Sounds to me like it does.

[last-partizan]

I've came here after reading #1961, and instead of creating new issues i'm adding comment here.

If anyone can identify legit issues with the new feature that are not fixable by using disabled_algorithms (or pinning to 2.8.x until one's servers are upgraded - absolutely an acceptable solution!)

We having many junos devices in our network, some of them new, some of them old. Not all can be upgraded. And we're using py-junos-eznc with ssh transport to comminicate with those devices. It uses netconf which uses paramiko.

After updating to latest paramiko we can't connect to some junos devices. For now we're pinned paramiko to 2.8, but please, consider using some fallback algorithm to allow seamlessly connecting to old hardware.

paramiko.transport.transport._log: Server did not send a server-sig-algs list; defaulting to our first preferred algo ('rsa-sha2-512')

I think paramiko should not default to using first algorithm and fail, but try some other until it works.

[chet-manley]

Until this issue is resolved, I have a question related to #2049
Is it not possible to fallback through each of the client's preferred pubkeys, and only raise if they all fail? I have a lot of servers I need to connect to, none of which I have the ability to modify in any meaningful way (like upgrading old OpenSSH packages). My problem right now, is some of the older servers use versions of OpenSSH that do not send server-sig-algs, and only support ssh-rsa. Blanket disabling pubkeys rsa-sha2-256 & rsa-sha2-512 is not an option, since the newer servers do return server-sig-algs, and only support SHA2 algos.

[bskinn]

Is it not possible to fallback through each of the client's preferred pubkeys, and only raise if they all fail?

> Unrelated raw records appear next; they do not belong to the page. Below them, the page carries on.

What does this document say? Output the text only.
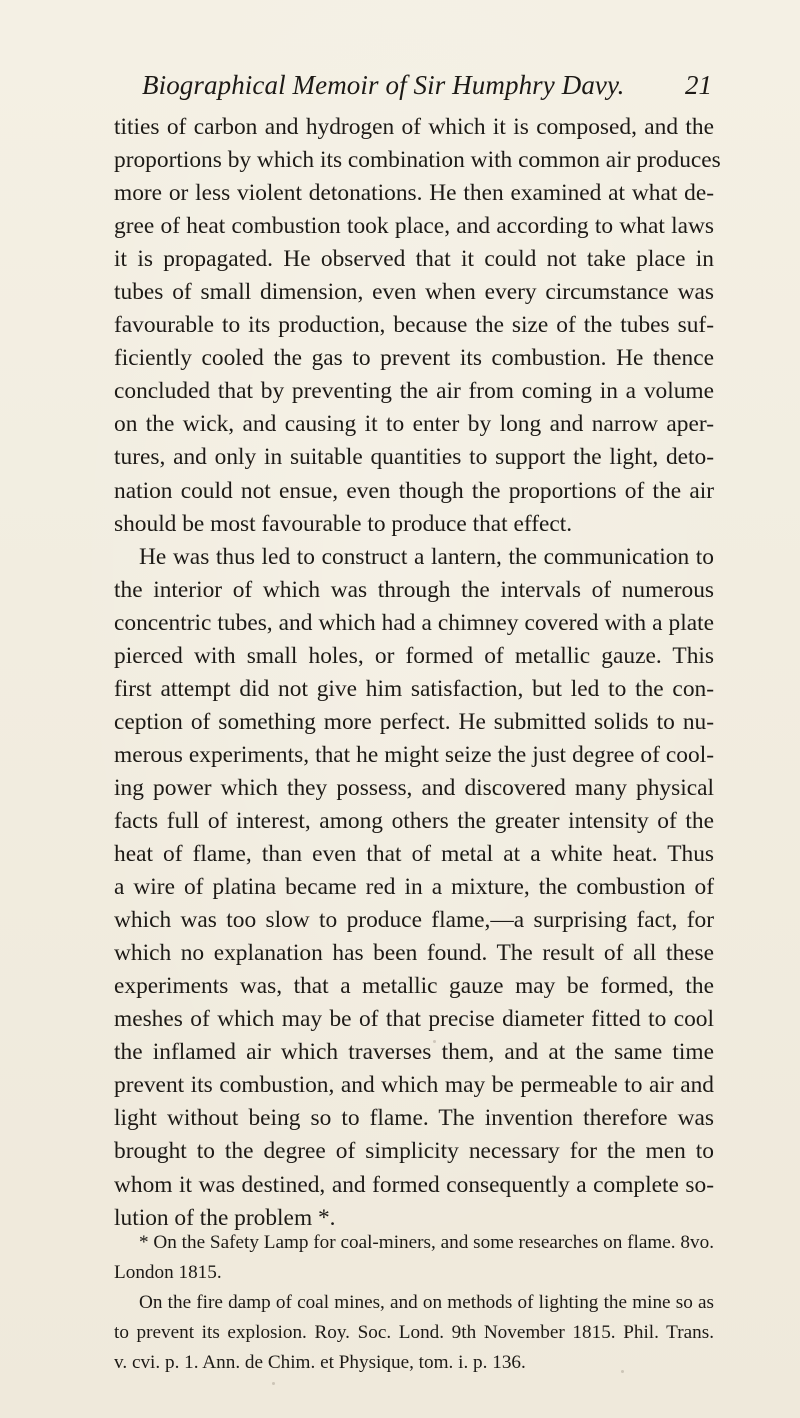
Biographical Memoir of Sir Humphry Davy. 21
tities of carbon and hydrogen of which it is composed, and the
proportions by which its combination with common air produces
more or less violent detonations. He then examined at what de-
gree of heat combustion took place, and according to what laws
it is propagated. He observed that it could not take place in
tubes of small dimension, even when every circumstance was
favourable to its production, because the size of the tubes suf-
ficiently cooled the gas to prevent its combustion. He thence
concluded that by preventing the air from coming in a volume
on the wick, and causing it to enter by long and narrow aper-
tures, and only in suitable quantities to support the light, deto-
nation could not ensue, even though the proportions of the air
should be most favourable to produce that effect.
He was thus led to construct a lantern, the communication to
the interior of which was through the intervals of numerous
concentric tubes, and which had a chimney covered with a plate
pierced with small holes, or formed of metallic gauze. This
first attempt did not give him satisfaction, but led to the con-
ception of something more perfect. He submitted solids to nu-
merous experiments, that he might seize the just degree of cool-
ing power which they possess, and discovered many physical
facts full of interest, among others the greater intensity of the
heat of flame, than even that of metal at a white heat. Thus
a wire of platina became red in a mixture, the combustion of
which was too slow to produce flame,—a surprising fact, for
which no explanation has been found. The result of all these
experiments was, that a metallic gauze may be formed, the
meshes of which may be of that precise diameter fitted to cool
the inflamed air which traverses them, and at the same time
prevent its combustion, and which may be permeable to air and
light without being so to flame. The invention therefore was
brought to the degree of simplicity necessary for the men to
whom it was destined, and formed consequently a complete so-
lution of the problem *.
* On the Safety Lamp for coal-miners, and some researches on flame. 8vo.
London 1815.
On the fire damp of coal mines, and on methods of lighting the mine so as
to prevent its explosion. Roy. Soc. Lond. 9th November 1815. Phil. Trans.
v. cvi. p. 1. Ann. de Chim. et Physique, tom. i. p. 136.
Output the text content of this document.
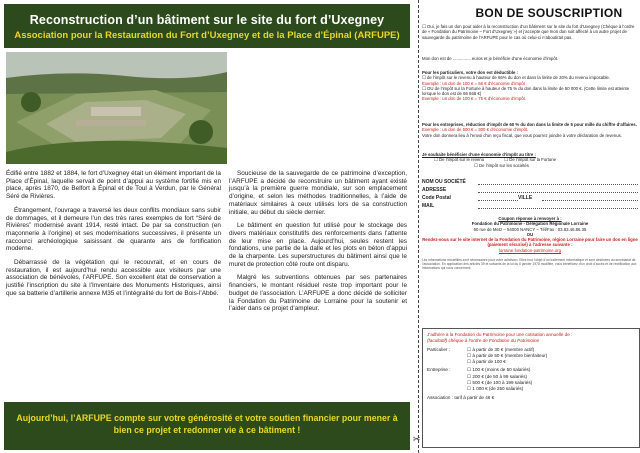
Reconstruction d’un bâtiment sur le site du fort d’Uxegney
Association pour la Restauration du Fort d’Uxegney et de la Place d’Épinal (ARFUPE)

Édifié entre 1882 et 1884, le fort d’Uxegney était un élément important de la Place d’Épinal, laquelle servait de point d’appui au système fortifié mis en place, après 1870, de Belfort à Épinal et de Toul à Verdun, par le Général Séré de Rivières.

Étrangement, l’ouvrage a traversé les deux conflits mondiaux sans subir de dommages, et il demeure l’un des très rares exemples de fort “Séré de Rivières” modernisé avant 1914, resté intact. De par sa construction (en maçonnerie à l’origine) et ses modernisations successives, il présente un raccourci archéologique saisissant de quarante ans de fortification moderne.

Débarrassé de la végétation qui le recouvrait, et en cours de restauration, il est aujourd’hui rendu accessible aux visiteurs par une association de bénévoles, l’ARFUPE. Son excellent état de conservation a justifié l’inscription du site à l’Inventaire des Monuments Historiques, ainsi que sa batterie d’artillerie annexe M35 et l’intégralité du fort de Bois-l’Abbé.

Soucieuse de la sauvegarde de ce patrimoine d’exception, l’ARFUPE a décidé de reconstruire un bâtiment ayant existé jusqu’à la première guerre mondiale, sur son emplacement d’origine, et selon les méthodes traditionnelles, à l’aide de matériaux similaires à ceux utilisés lors de sa construction initiale, au début du siècle dernier.

Le bâtiment en question fut utilisé pour le stockage des divers matériaux constitutifs des renforcements dans l’attente de leur mise en place. Aujourd’hui, seules restent les fondations, une partie de la dalle et les plots en béton d’appui de la charpente. Les superstructures du bâtiment ainsi que le muret de protection côté route ont disparu.

Malgré les subventions obtenues par ses partenaires financiers, le montant résiduel reste trop important pour le budget de l’association. L’ARFUPE a donc décidé de solliciter la Fondation du Patrimoine de Lorraine pour la soutenir et l’aider dans ce projet d’ampleur.

Aujourd’hui, l’ARFUPE compte sur votre générosité et votre soutien financier pour mener à bien ce projet et redonner vie à ce bâtiment !
✂
BON DE SOUSCRIPTION
☐ Oui, je fais un don pour aider à la reconstruction d’un bâtiment sur le site du fort d’Uxegney (Chèque à l’ordre de « Fondation du Patrimoine – Fort d’Uxegney ») et j’accepte que mon don soit affecté à un autre projet de sauvegarde du patrimoine de l’ARFUPE pour le cas où celui-ci n’aboutirait pas.
Mon don est de ............... euros et je bénéficie d’une économie d’impôt.
Pour les particuliers, votre don est déductible :
☐ de l’impôt sur le revenu à hauteur de 66% du don et dans la limite de 20% du revenu imposable.
Exemple : un don de 100 € = 66 € d’économie d’impôt
☐ OU de l’impôt sur la Fortune à hauteur de 75 % du don dans la limite de 50 000 €. (Cette limite est atteinte lorsque le don est de 66 666 €)
Exemple : un don de 100 € = 75 € d’économie d’impôt.
Pour les entreprises, réduction d’impôt de 60 % du don dans la limite de 5 pour mille du chiffre d’affaires.
Exemple : un don de 500 € = 300 € d’économie d’impôt.
Votre don donnera lieu à l’envoi d’un reçu fiscal, que vous pourrez joindre à votre déclaration de revenus.
Je souhaite bénéficier d’une économie d’impôt au titre :
☐ De l’impôt sur le revenu	☐ De l’impôt sur la Fortune
☐ De l’impôt sur les sociétés
NOM OU SOCIÉTÉ
ADRESSE
Code Postal	VILLE
MAIL
Coupon réponse à renvoyer à :
Fondation du Patrimoine - Délégation Régionale Lorraine
60 rue de Metz – 54000 NANCY – Tél/Fax : 03.83.46.86.35
OU
Rendez-vous sur le site internet de la Fondation du Patrimoine, région Lorraine pour faire un don en ligne (paiement sécurisé) à l’adresse suivante :
lorraine.fondation-patrimoine.org
Les informations recueillies sont nécessaires pour votre adhésion. Elles font l’objet d’un traitement informatique et sont destinées au secrétariat de l’association. En application des articles 39 et suivants de la loi du 6 janvier 1978 modifiée, vous bénéficiez d’un droit d’accès et de rectification aux informations qui vous concernent.
J’adhère à la Fondation du Patrimoine pour une cotisation annuelle de :
(facultatif) chèque à l’ordre de Fondation du Patrimoine
Particulier :	☐ à partir de 30 € (membre actif)
☐ à partir de 50 € (membre bienfaiteur)
☐ à partir de 100 €
Entreprise :	☐ 100 € (moins de 50 salariés)
☐ 200 € (de 50 à 99 salariés)
☐ 500 € (de 100 à 199 salariés)
☐ 1 000 € (de 250 salariés)
Association : tarif à partir de 46 €
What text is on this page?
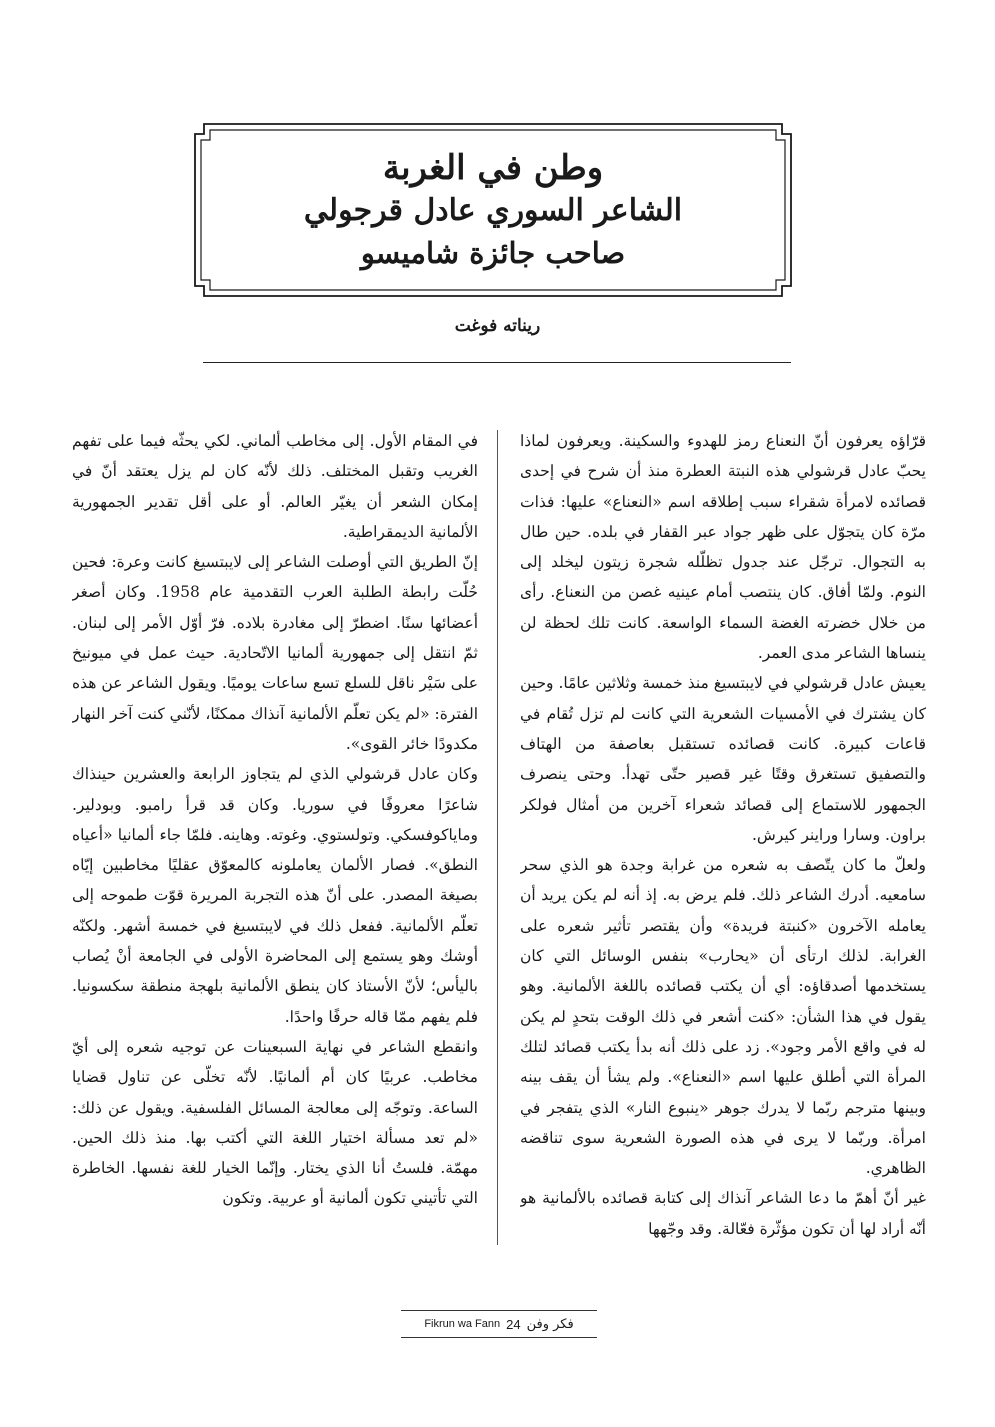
وطن في الغربة
الشاعر السوري عادل قرجولي
صاحب جائزة شاميسو
ريناته فوغت

قرّاؤه يعرفون أنّ النعناع رمز للهدوء والسكينة. ويعرفون لماذا يحبّ عادل قرشولي هذه النبتة العطرة منذ أن شرح في إحدى قصائده لامرأة شقراء سبب إطلاقه اسم «النعناع» عليها: فذات مرّة كان يتجوّل على ظهر جواد عبر القفار في بلده. حين طال به التجوال. ترجّل عند جدول تظلّله شجرة زيتون ليخلد إلى النوم. ولمّا أفاق. كان ينتصب أمام عينيه غصن من النعناع. رأى من خلال خضرته الغضة السماء الواسعة. كانت تلك لحظة لن ينساها الشاعر مدى العمر.

يعيش عادل قرشولي في لايبتسيغ منذ خمسة وثلاثين عامًا. وحين كان يشترك في الأمسيات الشعرية التي كانت لم تزل تُقام في قاعات كبيرة. كانت قصائده تستقبل بعاصفة من الهتاف والتصفيق تستغرق وقتًا غير قصير حتّى تهدأ. وحتى ينصرف الجمهور للاستماع إلى قصائد شعراء آخرين من أمثال فولكر براون. وسارا وراينر كيرش.

ولعلّ ما كان يتّصف به شعره من غرابة وجدة هو الذي سحر سامعيه. أدرك الشاعر ذلك. فلم يرض به. إذ أنه لم يكن يريد أن يعامله الآخرون «كنبتة فريدة» وأن يقتصر تأثير شعره على الغرابة. لذلك ارتأى أن «يحارب» بنفس الوسائل التي كان يستخدمها أصدقاؤه: أي أن يكتب قصائده باللغة الألمانية. وهو يقول في هذا الشأن: «كنت أشعر في ذلك الوقت بتحدٍ لم يكن له في واقع الأمر وجود». زد على ذلك أنه بدأ يكتب قصائد لتلك المرأة التي أطلق عليها اسم «النعناع». ولم يشأ أن يقف بينه وبينها مترجم ربّما لا يدرك جوهر «ينبوع النار» الذي يتفجر في امرأة. وربّما لا يرى في هذه الصورة الشعرية سوى تناقضه الظاهري.

غير أنّ أهمّ ما دعا الشاعر آنذاك إلى كتابة قصائده بالألمانية هو أنّه أراد لها أن تكون مؤثّرة فعّالة. وقد وجّهها

في المقام الأول. إلى مخاطب ألماني. لكي يحثّه فيما على تفهم الغريب وتقبل المختلف. ذلك لأنّه كان لم يزل يعتقد أنّ في إمكان الشعر أن يغيّر العالم. أو على أقل تقدير الجمهورية الألمانية الديمقراطية.

إنّ الطريق التي أوصلت الشاعر إلى لايبتسيغ كانت وعرة: فحين حُلّت رابطة الطلبة العرب التقدمية عام 1958. وكان أصغر أعضائها سنًا. اضطرّ إلى مغادرة بلاده. فرّ أوّل الأمر إلى لبنان. ثمّ انتقل إلى جمهورية ألمانيا الاتّحادية. حيث عمل في ميونيخ على سَيْر ناقل للسلع تسع ساعات يوميًا. ويقول الشاعر عن هذه الفترة: «لم يكن تعلّم الألمانية آنذاك ممكنًا، لأنّني كنت آخر النهار مكدودًا خائر القوى».

وكان عادل قرشولي الذي لم يتجاوز الرابعة والعشرين حينذاك شاعرًا معروفًا في سوريا. وكان قد قرأ رامبو. وبودلير. وماياكوفسكي. وتولستوي. وغوته. وهاينه. فلمّا جاء ألمانيا «أعياه النطق». فصار الألمان يعاملونه كالمعوّق عقليًا مخاطبين إيّاه بصيغة المصدر. على أنّ هذه التجربة المريرة قوّت طموحه إلى تعلّم الألمانية. ففعل ذلك في لايبتسيغ في خمسة أشهر. ولكنّه أوشك وهو يستمع إلى المحاضرة الأولى في الجامعة أنْ يُصاب باليأس؛ لأنّ الأستاذ كان ينطق الألمانية بلهجة منطقة سكسونيا. فلم يفهم ممّا قاله حرفًا واحدًا.

وانقطع الشاعر في نهاية السبعينات عن توجيه شعره إلى أيّ مخاطب. عربيًا كان أم ألمانيًا. لأنّه تخلّى عن تناول قضايا الساعة. وتوجّه إلى معالجة المسائل الفلسفية. ويقول عن ذلك: «لم تعد مسألة اختيار اللغة التي أكتب بها. منذ ذلك الحين. مهمّة. فلستُ أنا الذي يختار. وإنّما الخيار للغة نفسها. الخاطرة التي تأتيني تكون ألمانية أو عربية. وتكون

Fikrun wa Fann 24 فكر وفن
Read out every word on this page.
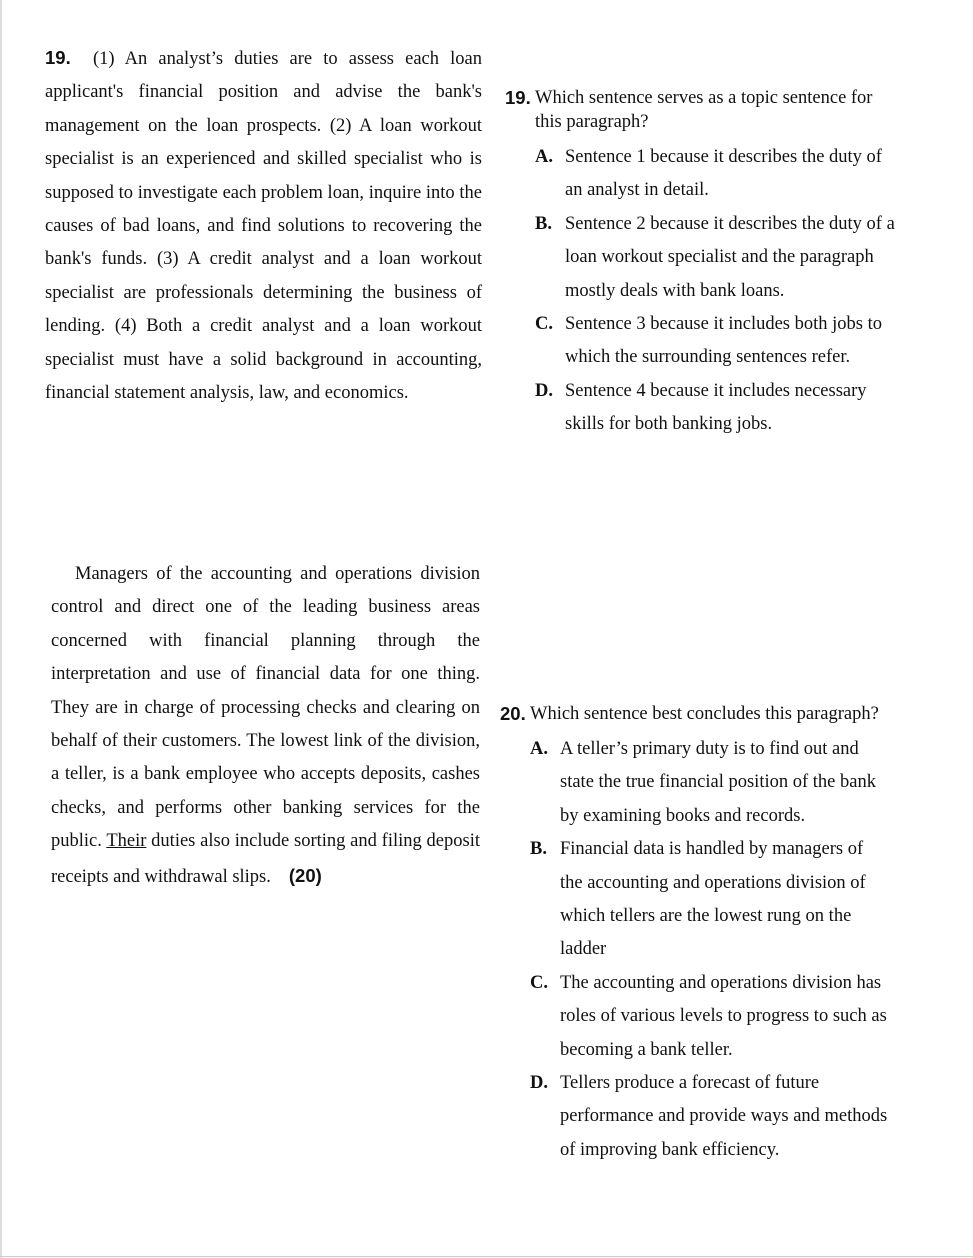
19. (1) An analyst’s duties are to assess each loan applicant's financial position and advise the bank's management on the loan prospects. (2) A loan workout specialist is an experienced and skilled specialist who is supposed to investigate each problem loan, inquire into the causes of bad loans, and find solutions to recovering the bank's funds. (3) A credit analyst and a loan workout specialist are professionals determining the business of lending. (4) Both a credit analyst and a loan workout specialist must have a solid background in accounting, financial statement analysis, law, and economics.

19. Which sentence serves as a topic sentence for this paragraph?
A. Sentence 1 because it describes the duty of an analyst in detail.
B. Sentence 2 because it describes the duty of a loan workout specialist and the paragraph mostly deals with bank loans.
C. Sentence 3 because it includes both jobs to which the surrounding sentences refer.
D. Sentence 4 because it includes necessary skills for both banking jobs.

Managers of the accounting and operations division control and direct one of the leading business areas concerned with financial planning through the interpretation and use of financial data for one thing. They are in charge of processing checks and clearing on behalf of their customers. The lowest link of the division, a teller, is a bank employee who accepts deposits, cashes checks, and performs other banking services for the public. Their duties also include sorting and filing deposit receipts and withdrawal slips. (20)

20. Which sentence best concludes this paragraph?
A. A teller’s primary duty is to find out and state the true financial position of the bank by examining books and records.
B. Financial data is handled by managers of the accounting and operations division of which tellers are the lowest rung on the ladder
C. The accounting and operations division has roles of various levels to progress to such as becoming a bank teller.
D. Tellers produce a forecast of future performance and provide ways and methods of improving bank efficiency.
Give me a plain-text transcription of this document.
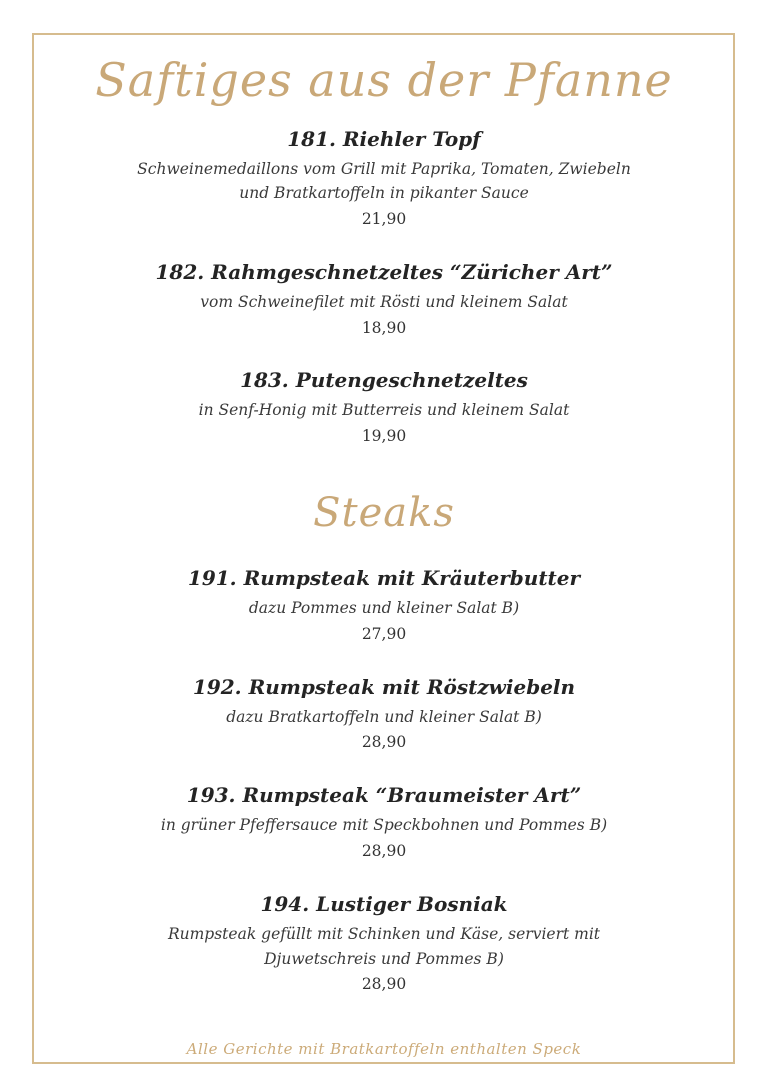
Saftiges aus der Pfanne
181. Riehler Topf
Schweinemedaillons vom Grill mit Paprika, Tomaten, Zwiebeln
und Bratkartoffeln in pikanter Sauce
21,90
182. Rahmgeschnetzeltes “Züricher Art”
vom Schweinefilet mit Rösti und kleinem Salat
18,90
183. Putengeschnetzeltes
in Senf-Honig mit Butterreis und kleinem Salat
19,90
Steaks
191. Rumpsteak mit Kräuterbutter
dazu Pommes und kleiner Salat B)
27,90
192. Rumpsteak mit Röstzwiebeln
dazu Bratkartoffeln und kleiner Salat B)
28,90
193. Rumpsteak “Braumeister Art”
in grüner Pfeffersauce mit Speckbohnen und Pommes B)
28,90
194. Lustiger Bosniak
Rumpsteak gefüllt mit Schinken und Käse, serviert mit
Djuwetschreis und Pommes B)
28,90
Alle Gerichte mit Bratkartoffeln enthalten Speck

This seems like something that would be good to consider as part of the key/auth overhaul of #387 &c., @bitprophet.

From what I understand of the current key/auth implementation, @chet-manley, I suspect this isn't possible right now. Hopefully in the future.

[chet-manley]

I'm currently working around it by try..excepting AuthenticationException on connect, and retrying with SHA2 disabled.